My point is that you have two places handling the *same* timeout.  It
should be done in *one* place.  I don't particularly care which.

>>       actually, we follow RFC2367.  It is because RFC2367 that we can
>>       run isakmpd at ease on top of KAME-based IPsec kernel.  If we need
>>       to talk about changing it, we need to revise RFC2367, not just by
>>       hacking NetBSD.  If we introduce incompatibility (like "less frequent
>>       ACQUIRE") we'll degreade chances to run other IKE daemons.

The problem with the way ACQUIREs work are:

a) We can get a flood of unusable SAs in bad cases.  This is
   unacceptable.

b) It makes '/use' (as opposed to `/require') almost useless, because
   we'll try to negotiate a new SA for every 10 packets.  This is also
   unacceptable.  We should not be continually trying to renegotiate
   after a failure.  At the very least, this should be based on some
   clock timer, not on a per-packet basis.
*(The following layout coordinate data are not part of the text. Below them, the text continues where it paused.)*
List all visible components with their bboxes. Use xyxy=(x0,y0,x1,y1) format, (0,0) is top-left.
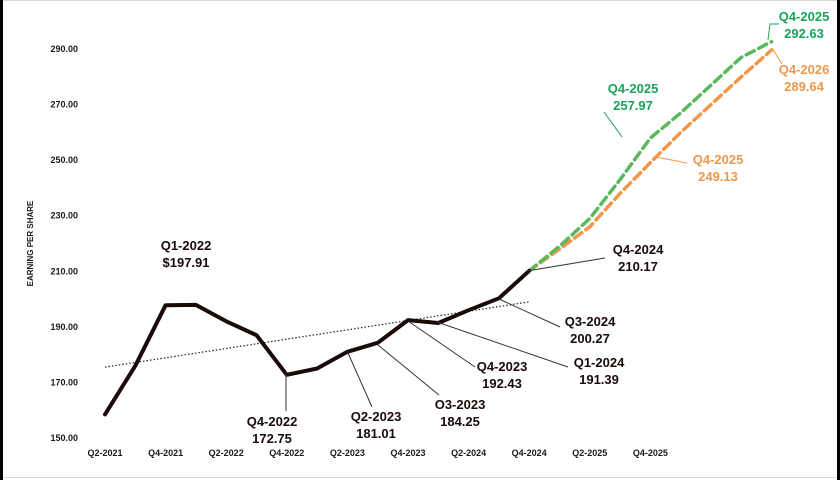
x-tick-label: Q4-2021 xyxy=(148,448,183,458)
y-tick-label: 150.00 xyxy=(50,433,78,443)
data-label: Q4-2023 xyxy=(477,359,528,374)
annotation-leader-line xyxy=(436,321,569,368)
x-tick-label: Q2-2024 xyxy=(451,448,486,458)
y-tick-label: 230.00 xyxy=(50,211,78,221)
right-edge-bar xyxy=(837,0,840,480)
data-label: 172.75 xyxy=(252,431,292,446)
data-label: Q1-2024 xyxy=(574,355,625,370)
left-edge-bar xyxy=(0,0,3,480)
data-label: O3-2023 xyxy=(435,397,486,412)
annotation-leader-line xyxy=(526,257,606,272)
data-label: Q2-2023 xyxy=(351,409,402,424)
x-tick-label: Q4-2025 xyxy=(633,448,668,458)
annotation-leader-line xyxy=(347,352,373,408)
annotation-leader-line xyxy=(771,47,783,65)
x-tick-label: Q4-2023 xyxy=(390,448,425,458)
x-tick-label: Q2-2021 xyxy=(87,448,122,458)
data-label: Q1-2022 xyxy=(161,238,212,253)
x-tick-label: Q2-2023 xyxy=(330,448,365,458)
y-axis-label: EARNING PER SHARE xyxy=(26,200,35,286)
annotation-leader-line xyxy=(407,320,476,368)
data-label: 181.01 xyxy=(356,426,396,441)
x-tick-label: Q2-2025 xyxy=(572,448,607,458)
y-tick-label: 190.00 xyxy=(50,322,78,332)
x-axis: Q2-2021 Q4-2021 Q2-2022 Q4-2022 Q2-2023 Q4-20… xyxy=(87,448,667,458)
data-label: Q4-2026 xyxy=(779,62,830,77)
data-label: 184.25 xyxy=(440,414,480,429)
annotation-leaders xyxy=(285,23,783,411)
actual-eps-line xyxy=(103,268,532,417)
data-label: 249.13 xyxy=(698,169,738,184)
annotation-leader-line xyxy=(377,344,440,396)
data-label: 292.63 xyxy=(784,26,824,41)
data-label: 200.27 xyxy=(570,331,610,346)
annotation-leader-line xyxy=(498,298,561,328)
y-tick-label: 270.00 xyxy=(50,100,78,110)
annotation-leader-line xyxy=(655,156,688,164)
forecast-high-line xyxy=(527,39,774,273)
y-tick-label: 210.00 xyxy=(50,266,78,276)
annotation-leader-line xyxy=(603,111,623,138)
data-label: Q4-2024 xyxy=(613,242,664,257)
x-tick-label: Q4-2024 xyxy=(512,448,547,458)
y-tick-label: 290.00 xyxy=(50,44,78,54)
y-axis: 150.00 170.00 190.00 210.00 230.00 250.00 270.… xyxy=(50,44,78,443)
data-label: 191.39 xyxy=(579,372,619,387)
x-tick-label: Q2-2022 xyxy=(209,448,244,458)
forecast-low-line xyxy=(527,48,774,273)
data-label: 257.97 xyxy=(613,98,653,113)
data-label: Q3-2024 xyxy=(565,314,616,329)
y-tick-label: 170.00 xyxy=(50,377,78,387)
data-label: Q4-2025 xyxy=(693,152,744,167)
data-label: 289.64 xyxy=(784,79,825,94)
data-label: Q4-2025 xyxy=(608,81,659,96)
data-label: Q4-2025 xyxy=(779,9,830,24)
annotations: Q1-2022 $197.91 Q4-2022 172.75 Q2-2023 181.01… xyxy=(161,9,830,446)
series-lines xyxy=(103,39,774,417)
y-tick-label: 250.00 xyxy=(50,155,78,165)
data-label: Q4-2022 xyxy=(247,414,298,429)
x-tick-label: Q4-2022 xyxy=(269,448,304,458)
data-label: 210.17 xyxy=(618,259,658,274)
annotation-leader-line xyxy=(767,23,779,41)
data-label: 192.43 xyxy=(482,376,522,391)
data-label: $197.91 xyxy=(163,255,210,270)
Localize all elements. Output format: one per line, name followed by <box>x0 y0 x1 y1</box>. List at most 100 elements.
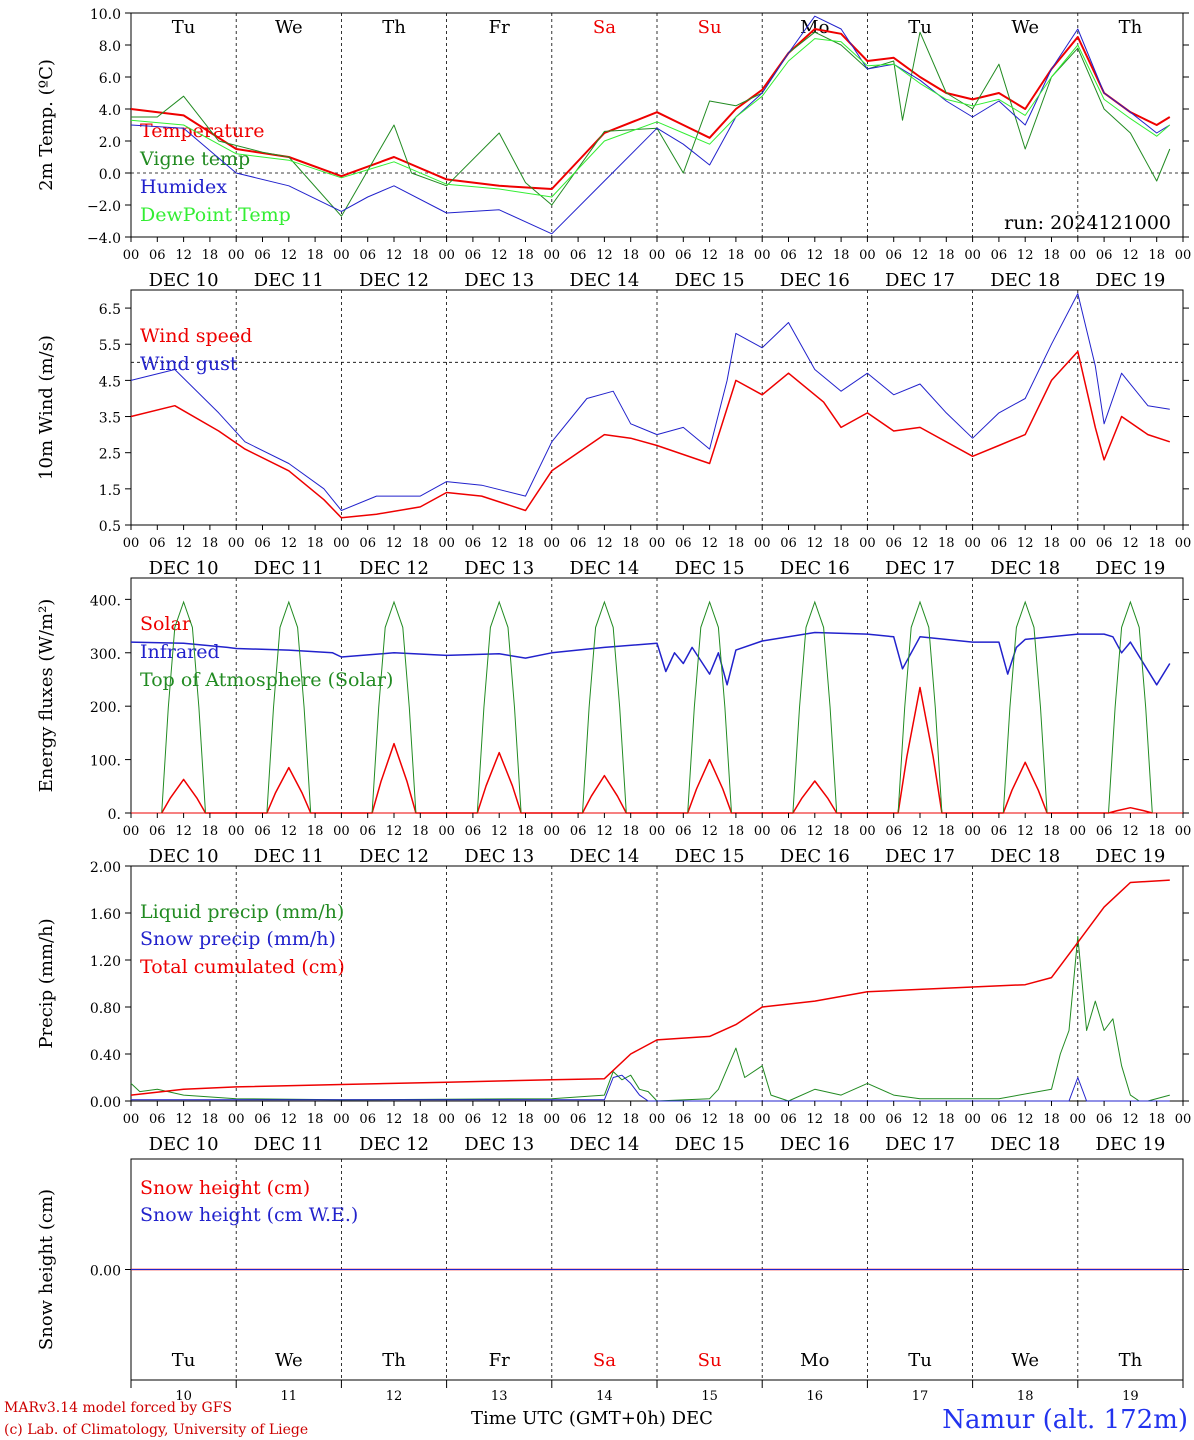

>>       None of the above can be handled by userland.  If we do not put
>>       SPD entries into userland, we end up sending every packet to the
>>       userland (like FreeBSD divert socket) so that racoon can check if
>>       the packet makes sense.
>
>        correction: 2nd line should read "SPD entries into kernel".

The point was to have racoon manage the SPD *in the kernel*.